Bridget Louise Riley was born on April 24, 1931 in London (UK). Bridget was educated at Cheltenham Ladies’ College; she studied art first at Goldsmiths College and later at the Royal College of Art, where her fellow students included artists Peter Blake and Frank Auerbach. She left college early to look after her ailing father, and suffered a mental breakdown shortly thereafter. After recovery, she worked in a number of jobs, including several as an art teacher, and briefly in the art department of the advertising company J. Walter Thompson.
In the late 1950s, Riley began to produce works in a style recognisably her own, a style inspired by a number of sources. A study of the pointillism of Georges Seurat, and subsequent landscapes produced in that style, led to her interest in optical effects. The paintings of Victor Vasarely, who had used designs of black and white lines since the 1930s also had a strong influence on Riley’s early works. In her later works, the influence of the futurists, especially Giacomo Balla, can also be observed.
It was during this time that Riley began to paint the black and white works for which she is best known today. They present a great variety of geometric forms that produce sensations of movement or colour. In the early 1960s, her works were said to induce sensations in viewers as varied as seasickness and sky diving. Works in this style comprised her first solo show in London in 1962 at Gallery One run by Victor Musgrave, as well as numerous subsequent shows. Visually, these works relate to many concerns of the period: a perceived need for audience participation (this relates them to the Happenings, for which the period is famous), challenges to the notion of the mind-body duality which led some people to experiment with hallucinogenic drugs (see Aldous Huxley’s writings); concerns with a tension between a scientific future which might be very beneficial or might lead to a nuclear war; and fears about the loss of genuine individual experience in a Brave New World.

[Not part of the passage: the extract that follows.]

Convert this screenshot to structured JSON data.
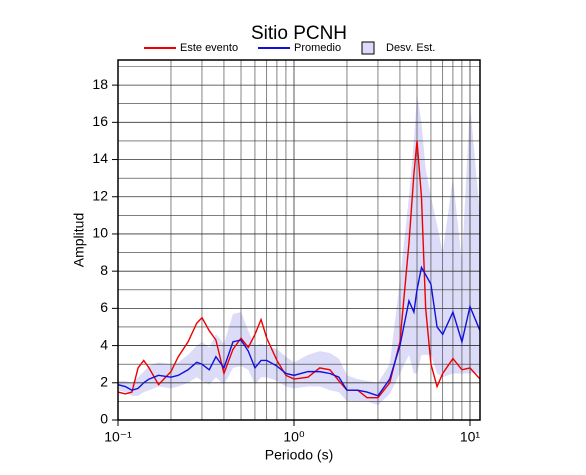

Although remembered today mainly for the impressions of movement and colour they give through the exploitation of optical illusions, it is speculated that the impetus for Riley making these seemingly cold and calculated works was a failed love affair. One of the more famous works in this style is Fall (1963).
In 1965, Riley exhibited in the New York City show, The Responsive Eye, the exhibition which first drew attention to so-called Op art. One of her paintings was reproduced on the cover of the show’s catalogue, though Riley later became disillusioned with the movement, and expressed regret that her work was exploited for commercial purposes.
Following a major retrospective in the early 1970s, Riley began traveling extensively. After a trip to Egypt in the early 1980s, where she was inspired by colourful hieroglyphic decoration, Riley began to explore colour and contrast. In some works, lines of colour are used to created a shimmering effect, , while in other works, the canvas is filled with tessellating patterns. In 1986 Riley met the postmodern painters Philip Taaffe and Ross Bleckner, and was inspired to introduce a diagonal element to her work. Typical of these later colourful works is Shadowplay.
In many works since this period, Riley has employed others to paint the pieces, while she concentrates on the actual design of her work.